Fair Game (#) von Doug Liman. USA, 2010. Naomi Watts, Sean Penn, Ty Burrell, Michael Kelly, Buce McGill, Brooke Smith, David Andrews

   Wie schon das “Engagement” der Amis in Vietnam zieht auch der Irakkrieg mit all seinen Misserfolgen und fatalen Konsequenzen zunehmend Wut und Ablehnung auf sich, und selbst das sonst nicht gerade als regimeuntreu bekannte Establishment in Hollywood äußert sich des öfteren in mehr oder minder kritischen, manchmal recht garstigen und auch unverblümten Filmen, die zwar niemals den Boden des Mainstream verlassen, die aber anders als ihre Kollegen aus en 70ern und 80ern deutlich darum bemüht sind, nicht nur den Krieg mit all seinen Gräueln abzubilden, sondern auch seinen Ursachen nachzuspüren, und das empfinde ich als einen großen Fortschritt. Dass Krieg grausam und unmenschlich ist, weiß jeder und wurde schon in sehr vielen Filmen sehr klar zum Ausdruck gebracht. Fast noch wichtiger allerdings erscheint mir tatsächlich, die politischen Zusammenhänge und Ursachen zu hinterfragen, und hier gehen die neuen Filme weiter als die meisten ihrer Vorgänger, auch wenn der Geist, aus dem heraus sie entstanden sind, ungefähr der gleiche ist: Die Empörung enttäuschter Demokraten, das wachsende Misstrauen gegen die Machenschaft der Mächtigen, die Angst und Ohnmacht gegenüber politischen Intrigen, Lügen und wiederholtem Machtmissbrauch.
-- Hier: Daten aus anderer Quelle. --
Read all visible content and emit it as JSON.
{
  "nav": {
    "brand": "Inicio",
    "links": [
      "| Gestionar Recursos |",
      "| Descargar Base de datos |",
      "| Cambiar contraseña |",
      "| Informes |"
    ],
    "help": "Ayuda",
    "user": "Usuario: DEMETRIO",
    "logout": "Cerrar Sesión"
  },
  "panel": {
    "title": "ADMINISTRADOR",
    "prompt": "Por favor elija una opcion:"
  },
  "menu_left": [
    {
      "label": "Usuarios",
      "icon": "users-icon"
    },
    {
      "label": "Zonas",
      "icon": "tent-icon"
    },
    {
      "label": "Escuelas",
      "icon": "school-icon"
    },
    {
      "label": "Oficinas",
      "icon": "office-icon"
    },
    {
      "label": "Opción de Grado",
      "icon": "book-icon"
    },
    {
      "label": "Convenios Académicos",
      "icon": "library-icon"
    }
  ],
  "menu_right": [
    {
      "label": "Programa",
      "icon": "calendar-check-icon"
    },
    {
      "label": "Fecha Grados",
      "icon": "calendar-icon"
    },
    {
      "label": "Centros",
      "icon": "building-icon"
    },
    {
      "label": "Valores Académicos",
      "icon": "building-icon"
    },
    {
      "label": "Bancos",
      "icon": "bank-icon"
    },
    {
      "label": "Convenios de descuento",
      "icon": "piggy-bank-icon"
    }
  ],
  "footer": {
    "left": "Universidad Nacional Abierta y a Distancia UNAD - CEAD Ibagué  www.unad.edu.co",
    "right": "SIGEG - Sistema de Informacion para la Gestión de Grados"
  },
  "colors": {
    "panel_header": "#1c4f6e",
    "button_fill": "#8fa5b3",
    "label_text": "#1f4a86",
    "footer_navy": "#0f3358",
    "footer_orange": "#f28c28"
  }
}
   „Fair Game“ beschäftigt sich mit der auf Tatsachen beruhenden Geschichte von Valerie Plame, einer CIA-Agentin, die zusammen mit ihrem Ehemann, dem Diplomanten Joe Wilson in Misskredit gerät, als sie herausfindet, dass die Regierung gezielt Fehlinformationen lanciert, um dem bevorstehenden Militärschlag gegen den Irak Vorschub zu leisten. Joe wird in den Niger entsendet, um vermeintliche Urangeschäfte mit Saddam Hussein aufzudecken, doch stattdessen stellt er fest, dass die vermeintlichen Käufe großer Mengen angereicherten Urans niemals stattgefunden haben und der Irak überhaupt nicht über die Mittel verfügt, wie behauptet Nuklearwaffen herzustellen. Sowohl Joe als auch Valerie erfahren bald, dass in höheren Kreisen niemand diese Wahrheit hören will, und sie erfahren weiter, dass alle, die an dieser Wahrheit festhalten und sie vor allem öffentlich bekannt machen wollen, mit ernsten Konsequenzen zu rechnen haben. Die Mächtigen spielen ihre Macht aus, enttarnen Valerie öffentlich als abtrünnige Agentin, die mit Linken paktiert, bedrohen sie und Joe mit Gefängnisstrafen, setzen sie dem Hass eifriger, gewaltbereiter Zeitgenossen aus und bringen sie und ihre Familie damit in akute Lebensgefahr. Die Ehe wird zudem auf eine Probe gestellt, weil Joe von Anfang an kämpfen will, während Valerie keinen Sinn darin sieht, sich mit der Regierung anzulegen. Allerdings überlegt sie sich das noch mal und vertritt schließlich ihre Sache auf einer öffentlichen Anhörung.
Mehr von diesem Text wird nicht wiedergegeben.